A review by mamimitanaka
The Cyclist Conspiracy by Svetislav Basara

DNF

This has all the ingredients of something I should enjoy - metafictionality, formal innovation and jumping from style to style, a synthesis between dreams and reality and science and religion - but as it is it's really not doing it for me. Everything feels like it's straining too hard in an obvious effort to be clever than it actually being clever, and so much of it veers into essayistic jargon about theoretical practices and ideas to the point where it lands as utterly incomprehensible for someone not in on whatever Basara is talking about here. I usually like that sort of thing but as opposed to the Pynchons and Ciscos of the world, who balance out that type of goofy theoretical writing with something that ties into their Big Ideas, a lot of this just feels like an in-joke I'm not getting. I'm sure much of this is a translation issue, so I'm not pinning all of the blame on Basara.

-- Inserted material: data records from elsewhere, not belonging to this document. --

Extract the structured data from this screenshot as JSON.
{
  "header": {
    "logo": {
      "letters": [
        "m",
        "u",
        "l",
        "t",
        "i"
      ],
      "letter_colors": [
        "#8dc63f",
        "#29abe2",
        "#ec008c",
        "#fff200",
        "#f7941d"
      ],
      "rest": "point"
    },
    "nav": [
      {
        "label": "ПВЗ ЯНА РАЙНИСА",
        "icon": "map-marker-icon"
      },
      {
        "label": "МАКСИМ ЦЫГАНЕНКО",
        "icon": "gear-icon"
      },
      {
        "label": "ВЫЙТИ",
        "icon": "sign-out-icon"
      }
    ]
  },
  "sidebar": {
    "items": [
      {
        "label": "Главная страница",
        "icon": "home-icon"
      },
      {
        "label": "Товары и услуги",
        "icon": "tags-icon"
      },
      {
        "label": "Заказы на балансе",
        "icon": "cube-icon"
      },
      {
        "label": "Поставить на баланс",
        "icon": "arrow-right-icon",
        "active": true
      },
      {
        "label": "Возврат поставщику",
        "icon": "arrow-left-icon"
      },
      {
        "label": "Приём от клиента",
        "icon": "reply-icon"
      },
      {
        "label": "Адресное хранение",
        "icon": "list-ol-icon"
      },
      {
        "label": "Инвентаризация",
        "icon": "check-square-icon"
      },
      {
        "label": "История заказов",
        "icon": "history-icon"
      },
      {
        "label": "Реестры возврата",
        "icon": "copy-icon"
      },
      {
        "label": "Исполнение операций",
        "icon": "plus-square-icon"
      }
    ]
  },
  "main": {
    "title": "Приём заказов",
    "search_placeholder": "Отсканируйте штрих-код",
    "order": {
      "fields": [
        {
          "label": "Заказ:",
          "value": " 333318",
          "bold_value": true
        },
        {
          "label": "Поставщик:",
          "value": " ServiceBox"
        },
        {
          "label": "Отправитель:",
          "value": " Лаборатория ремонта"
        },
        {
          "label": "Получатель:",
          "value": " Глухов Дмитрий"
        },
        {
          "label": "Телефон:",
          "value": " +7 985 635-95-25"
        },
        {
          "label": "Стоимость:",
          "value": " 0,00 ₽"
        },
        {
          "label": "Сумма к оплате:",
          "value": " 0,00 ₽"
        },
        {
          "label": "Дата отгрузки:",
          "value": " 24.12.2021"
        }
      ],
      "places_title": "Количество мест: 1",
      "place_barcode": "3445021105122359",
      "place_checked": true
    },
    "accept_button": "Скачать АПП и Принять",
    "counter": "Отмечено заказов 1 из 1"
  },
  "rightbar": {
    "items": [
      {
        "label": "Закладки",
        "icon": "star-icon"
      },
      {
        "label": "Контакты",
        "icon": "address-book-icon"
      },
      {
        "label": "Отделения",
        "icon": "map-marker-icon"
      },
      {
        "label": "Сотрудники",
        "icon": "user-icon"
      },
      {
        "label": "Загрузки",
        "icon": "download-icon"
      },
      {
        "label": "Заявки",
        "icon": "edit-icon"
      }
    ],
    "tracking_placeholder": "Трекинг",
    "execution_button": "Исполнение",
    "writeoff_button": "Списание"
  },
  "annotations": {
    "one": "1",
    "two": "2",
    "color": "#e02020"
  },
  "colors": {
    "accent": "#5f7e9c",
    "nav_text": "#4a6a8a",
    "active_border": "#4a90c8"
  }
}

But what I can pin direct blame on him for is that there's a lot of really odious misogyny in this that doesn't seem to be interrogated by the text at all and just reads further as Basara aping the early postmodernists [and of all the things to take away from the early powerhouses of the genre, the eye-rolling machismo and exclusion of women should absolutely not be one of them]. It's far from terrible, it's a fun concept and it has a lot of promise and the book is extremely well designed, but I can't help but think the ideas here would have actually benefitted from a more traditional narrative style, believe it or not. Maybe I'll return to this when I'm itching for this kind of thing, but I'm not right now.